We conducted our audits in accordance with the standards of the Public Company Accounting Oversight Board (United States). Those standards require that we plan and perform the audit to obtain reasonable assurance about whether the financial statements are free of material misstatement. The Plan is not required to have, nor were we engaged to perform an audit of its internal control over financial reporting. Our audits included consideration of internal control over financial reporting as a basis for designing audit procedures that are appropriate in the circumstances, but not for the purpose of expressing an opinion on the effectiveness of the Plan’s internal control over financial reporting. Accordingly, we express no such opinion. An audit includes examining, on a test basis, evidence supporting the amounts and disclosures in the financial statements. An audit also includes assessing the accounting principles used and significant estimates made by management, as well as evaluating the overall financial statement presentation. We believe that our audits provide a reasonable basis for our opinion.
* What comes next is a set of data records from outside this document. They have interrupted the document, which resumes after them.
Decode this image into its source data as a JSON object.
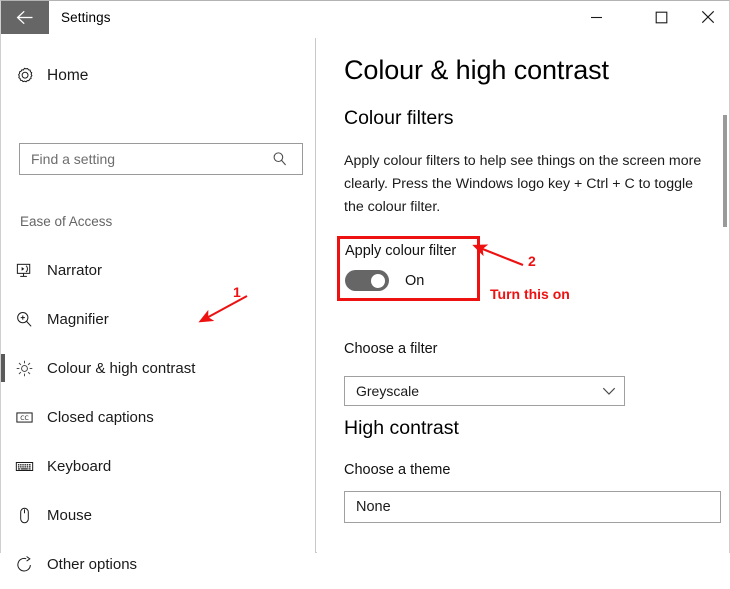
{
  "window": {
    "title": "Settings",
    "back_icon": "back-arrow-icon",
    "minimize_label": "—",
    "maximize_label": "□",
    "close_label": "✕"
  },
  "sidebar": {
    "home": {
      "label": "Home",
      "icon": "gear-icon"
    },
    "search": {
      "value": "",
      "placeholder": "Find a setting",
      "icon": "search-icon"
    },
    "category": "Ease of Access",
    "items": [
      {
        "label": "Narrator",
        "icon": "narrator-icon",
        "selected": false
      },
      {
        "label": "Magnifier",
        "icon": "magnifier-icon",
        "selected": false
      },
      {
        "label": "Colour & high contrast",
        "icon": "brightness-icon",
        "selected": true
      },
      {
        "label": "Closed captions",
        "icon": "closed-captions-icon",
        "selected": false
      },
      {
        "label": "Keyboard",
        "icon": "keyboard-icon",
        "selected": false
      },
      {
        "label": "Mouse",
        "icon": "mouse-icon",
        "selected": false
      },
      {
        "label": "Other options",
        "icon": "other-options-icon",
        "selected": false
      }
    ]
  },
  "main": {
    "page_title": "Colour & high contrast",
    "colour_filters": {
      "heading": "Colour filters",
      "description": "Apply colour filters to help see things on the screen more clearly. Press the Windows logo key + Ctrl + C to toggle the colour filter.",
      "toggle_label": "Apply colour filter",
      "toggle_state": "On",
      "choose_filter_label": "Choose a filter",
      "filter_selected": "Greyscale"
    },
    "high_contrast": {
      "heading": "High contrast",
      "choose_theme_label": "Choose a theme",
      "theme_selected": "None"
    }
  },
  "annotations": {
    "one": {
      "number": "1"
    },
    "two": {
      "number": "2",
      "text": "Turn this on"
    }
  },
  "colors": {
    "annotation_red": "#ee1111",
    "back_button_bg": "#666666",
    "toggle_on_bg": "#666666",
    "selection_bar": "#5a5a5a",
    "scrollbar_thumb": "#9a9a9a"
  }
}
In our opinion, the financial statements referred to above present fairly, in all material respects, the net assets available for benefits of the Plan as of December 31, 2006 and 2005, and the changes in net assets available for benefits for the years then ended, in conformity with accounting principles generally accepted in the United States of America.
Our audits were performed for the purpose of forming an opinion on the basic financial statements taken as a whole. The supplemental Schedule H, Line 4i - Schedule of Assets (Held at End of Year) is presented for the purpose of additional analysis and is not a required part of the 2006 basic financial statements but is supplementary information required by the Department of Labor Rules and Regulations for Reporting and Disclosure under the Employee Retirement Income Security Act of 1974. This supplemental schedule is the responsibility of the Plan’s management. The supplemental schedule has been subjected to the auditing procedures applied in the audit of the basic financial statements as of and for the year ended December 31, 2006, and, in our opinion, is fairly stated in all material respects in relation to the basic financial statements taken as a whole.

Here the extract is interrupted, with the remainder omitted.